Porsche and Volkswagen are the typical German couple: Not married, with children. Formally, the two want to say “Ja” once the pending lawsuits are taken care of. In the meantime, the couple cohabitates happily. CEO Matthias Müller is made from Audi-DNA. He is a confidant of Martin Winterkorn, who is Piech’s man. Müller runs Porsche like a full-fledged Volkswagen division, down to doing his share to fulfilling Winterkorn’s grand “Strategie 2018,” the plan for world domination by Volkswagen. Under Müller, Porsche doesn’t chase Nordschleife lap times. Porsche chases volume.
Yesterday, Müller told the Swiss newspaper Neue Züricher Zeitung: “By 2018, we want to more than double our sales to 200,000 units.” In the grandiose scheme of the “Strategie 2018,” which will require more than 10 million cars annually to succeed, 100,000 Porsches more is a drop in the bucket.

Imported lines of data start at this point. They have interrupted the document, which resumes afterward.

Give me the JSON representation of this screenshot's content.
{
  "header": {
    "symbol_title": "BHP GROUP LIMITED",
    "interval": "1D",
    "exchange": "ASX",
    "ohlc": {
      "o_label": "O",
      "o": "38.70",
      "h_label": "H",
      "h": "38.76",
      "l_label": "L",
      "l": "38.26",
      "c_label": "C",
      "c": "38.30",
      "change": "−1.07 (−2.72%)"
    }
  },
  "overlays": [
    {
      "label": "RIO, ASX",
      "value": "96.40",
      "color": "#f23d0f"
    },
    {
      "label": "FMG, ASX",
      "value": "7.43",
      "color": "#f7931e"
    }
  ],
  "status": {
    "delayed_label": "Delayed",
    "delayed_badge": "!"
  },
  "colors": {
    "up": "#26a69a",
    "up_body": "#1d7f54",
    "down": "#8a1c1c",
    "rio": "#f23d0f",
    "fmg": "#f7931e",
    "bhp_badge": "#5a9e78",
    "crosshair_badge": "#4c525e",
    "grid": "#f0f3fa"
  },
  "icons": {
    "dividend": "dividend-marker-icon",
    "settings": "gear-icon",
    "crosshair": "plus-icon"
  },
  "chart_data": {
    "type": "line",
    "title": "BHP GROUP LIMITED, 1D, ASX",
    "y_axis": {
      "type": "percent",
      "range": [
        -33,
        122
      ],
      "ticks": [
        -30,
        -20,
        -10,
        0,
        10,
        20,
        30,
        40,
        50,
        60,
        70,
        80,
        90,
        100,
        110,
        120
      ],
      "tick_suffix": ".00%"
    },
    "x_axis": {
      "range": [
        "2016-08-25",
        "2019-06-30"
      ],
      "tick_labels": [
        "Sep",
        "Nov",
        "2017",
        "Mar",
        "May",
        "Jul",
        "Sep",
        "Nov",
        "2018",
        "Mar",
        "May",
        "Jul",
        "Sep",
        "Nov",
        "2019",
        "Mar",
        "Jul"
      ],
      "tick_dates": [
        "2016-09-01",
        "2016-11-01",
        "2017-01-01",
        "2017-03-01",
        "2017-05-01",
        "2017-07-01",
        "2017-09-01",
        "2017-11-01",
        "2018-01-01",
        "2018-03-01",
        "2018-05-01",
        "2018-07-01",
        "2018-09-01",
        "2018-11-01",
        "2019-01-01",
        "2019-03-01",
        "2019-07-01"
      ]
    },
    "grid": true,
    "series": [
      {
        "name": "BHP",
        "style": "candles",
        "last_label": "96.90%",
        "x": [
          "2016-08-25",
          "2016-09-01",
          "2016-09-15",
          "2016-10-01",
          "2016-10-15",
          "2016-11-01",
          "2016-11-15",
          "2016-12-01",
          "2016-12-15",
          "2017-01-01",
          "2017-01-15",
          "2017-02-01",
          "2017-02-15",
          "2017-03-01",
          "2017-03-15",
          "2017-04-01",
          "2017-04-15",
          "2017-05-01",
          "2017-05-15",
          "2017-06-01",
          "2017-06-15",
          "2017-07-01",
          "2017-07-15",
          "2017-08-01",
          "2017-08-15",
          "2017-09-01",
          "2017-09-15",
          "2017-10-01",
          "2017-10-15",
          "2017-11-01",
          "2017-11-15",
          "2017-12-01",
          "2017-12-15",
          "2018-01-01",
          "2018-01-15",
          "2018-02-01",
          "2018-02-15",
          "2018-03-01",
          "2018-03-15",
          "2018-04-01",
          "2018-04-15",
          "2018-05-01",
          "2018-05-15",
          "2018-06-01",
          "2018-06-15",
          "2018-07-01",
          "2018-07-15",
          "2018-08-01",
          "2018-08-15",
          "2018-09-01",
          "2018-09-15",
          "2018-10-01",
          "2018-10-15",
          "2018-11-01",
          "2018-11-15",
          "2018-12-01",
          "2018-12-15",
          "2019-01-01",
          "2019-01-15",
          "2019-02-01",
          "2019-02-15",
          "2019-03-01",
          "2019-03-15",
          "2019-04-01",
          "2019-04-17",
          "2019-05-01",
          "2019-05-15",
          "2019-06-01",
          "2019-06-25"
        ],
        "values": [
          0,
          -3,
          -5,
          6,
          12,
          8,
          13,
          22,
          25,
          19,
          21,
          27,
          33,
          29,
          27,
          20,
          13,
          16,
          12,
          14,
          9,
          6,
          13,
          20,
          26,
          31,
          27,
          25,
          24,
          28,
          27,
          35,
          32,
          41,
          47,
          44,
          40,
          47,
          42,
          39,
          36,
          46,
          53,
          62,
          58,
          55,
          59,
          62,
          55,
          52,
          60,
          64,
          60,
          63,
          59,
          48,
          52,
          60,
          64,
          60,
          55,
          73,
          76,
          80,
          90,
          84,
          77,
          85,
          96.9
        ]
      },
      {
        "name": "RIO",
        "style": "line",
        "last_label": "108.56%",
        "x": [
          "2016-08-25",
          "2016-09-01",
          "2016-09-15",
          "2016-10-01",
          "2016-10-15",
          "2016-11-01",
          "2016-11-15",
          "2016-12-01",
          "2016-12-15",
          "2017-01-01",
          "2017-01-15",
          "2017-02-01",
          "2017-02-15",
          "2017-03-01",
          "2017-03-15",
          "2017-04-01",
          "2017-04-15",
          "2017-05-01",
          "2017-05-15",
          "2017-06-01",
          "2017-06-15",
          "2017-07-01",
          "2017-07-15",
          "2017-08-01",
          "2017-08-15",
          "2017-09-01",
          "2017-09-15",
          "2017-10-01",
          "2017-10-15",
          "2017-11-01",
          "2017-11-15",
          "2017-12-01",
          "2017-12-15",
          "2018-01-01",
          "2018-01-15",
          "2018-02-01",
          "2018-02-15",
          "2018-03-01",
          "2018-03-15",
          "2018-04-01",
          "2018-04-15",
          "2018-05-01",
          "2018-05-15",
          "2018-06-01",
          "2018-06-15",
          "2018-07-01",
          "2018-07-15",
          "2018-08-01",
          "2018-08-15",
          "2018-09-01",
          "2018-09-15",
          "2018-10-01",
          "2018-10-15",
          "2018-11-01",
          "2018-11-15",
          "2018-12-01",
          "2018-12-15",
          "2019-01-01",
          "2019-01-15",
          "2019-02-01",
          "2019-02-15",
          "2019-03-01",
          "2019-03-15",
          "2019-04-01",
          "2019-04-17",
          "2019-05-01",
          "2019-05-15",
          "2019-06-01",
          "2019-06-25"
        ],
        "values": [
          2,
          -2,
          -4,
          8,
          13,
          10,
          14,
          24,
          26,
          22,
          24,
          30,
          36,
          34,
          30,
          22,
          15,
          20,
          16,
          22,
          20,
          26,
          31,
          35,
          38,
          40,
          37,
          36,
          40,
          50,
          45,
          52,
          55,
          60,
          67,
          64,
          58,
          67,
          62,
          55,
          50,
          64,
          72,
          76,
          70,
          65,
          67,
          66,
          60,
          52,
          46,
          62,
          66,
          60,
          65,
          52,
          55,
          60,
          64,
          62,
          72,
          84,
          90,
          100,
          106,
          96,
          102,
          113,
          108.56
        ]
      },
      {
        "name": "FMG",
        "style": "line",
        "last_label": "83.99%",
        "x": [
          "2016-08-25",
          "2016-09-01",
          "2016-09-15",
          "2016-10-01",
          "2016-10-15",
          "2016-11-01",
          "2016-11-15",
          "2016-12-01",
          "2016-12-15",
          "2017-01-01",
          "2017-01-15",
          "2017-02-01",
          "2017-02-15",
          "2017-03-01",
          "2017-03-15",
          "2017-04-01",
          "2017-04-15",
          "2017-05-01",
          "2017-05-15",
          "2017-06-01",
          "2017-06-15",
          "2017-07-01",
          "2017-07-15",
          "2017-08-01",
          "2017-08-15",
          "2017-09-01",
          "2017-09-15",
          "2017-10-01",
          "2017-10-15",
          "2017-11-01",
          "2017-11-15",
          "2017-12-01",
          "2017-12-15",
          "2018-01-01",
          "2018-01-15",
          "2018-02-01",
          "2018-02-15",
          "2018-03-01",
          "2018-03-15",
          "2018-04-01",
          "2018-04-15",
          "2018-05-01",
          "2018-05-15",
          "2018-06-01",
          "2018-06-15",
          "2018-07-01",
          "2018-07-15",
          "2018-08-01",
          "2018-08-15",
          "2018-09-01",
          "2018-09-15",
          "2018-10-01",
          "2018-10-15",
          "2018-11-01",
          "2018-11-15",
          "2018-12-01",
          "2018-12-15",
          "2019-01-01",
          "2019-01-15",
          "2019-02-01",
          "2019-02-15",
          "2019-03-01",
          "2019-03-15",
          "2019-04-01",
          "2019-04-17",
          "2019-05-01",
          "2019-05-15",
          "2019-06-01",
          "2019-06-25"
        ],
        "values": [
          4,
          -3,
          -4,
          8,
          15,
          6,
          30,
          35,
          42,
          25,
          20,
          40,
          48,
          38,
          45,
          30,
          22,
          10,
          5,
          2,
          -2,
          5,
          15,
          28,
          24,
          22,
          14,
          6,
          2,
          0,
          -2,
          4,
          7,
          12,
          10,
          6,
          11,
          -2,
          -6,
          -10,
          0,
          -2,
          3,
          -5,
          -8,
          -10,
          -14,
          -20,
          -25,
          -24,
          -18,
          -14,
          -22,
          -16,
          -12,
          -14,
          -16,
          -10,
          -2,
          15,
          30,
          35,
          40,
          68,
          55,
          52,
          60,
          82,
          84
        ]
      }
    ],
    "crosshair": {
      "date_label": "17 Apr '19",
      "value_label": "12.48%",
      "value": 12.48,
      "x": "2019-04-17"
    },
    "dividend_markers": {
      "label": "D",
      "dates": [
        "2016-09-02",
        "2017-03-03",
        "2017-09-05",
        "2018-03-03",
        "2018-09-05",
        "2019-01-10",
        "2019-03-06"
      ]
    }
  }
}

But everybody is doing his part.
And this is how Müller wants to pull off the miracle:
- The currently four series (911, Boxster/Cayman, Panamera and Cayenne) will be expanded to six or seven.
- The three new ones are the Cajun, a re-release of something like the 550 Spyder, and a super sportscar which will compete with Ferrari (at homeopathic volume.)
- Müller wants to sell an additional 30,000 units primarily in “Asia” (= China). The Panamera is planned to add 25,000 units, the Cajun is budgeted at 50,000 units. There you have your 100,000 more.
- The number of dealers will grow from 700 to 1,000 – globally.
That was easy! Müller has big hopes for China, which he thinks will replace the U.S.A. as Porsche’s largest market as early as next year. In China, the dealer network will grow from currently 40 to 100.
The true porschephile is close to a heart attack after reading these lines and worries about the watering down of his beloved slotcar. Not to worry, says Müller. Asked by the Swiss paper what will set a Porsche apart from the rest, Müller answered that it’s a panoply of things, such as the design, the position of seat and steering wheel, the sound, the bite of the brakes.
Now, porschephiles are REALLY worried.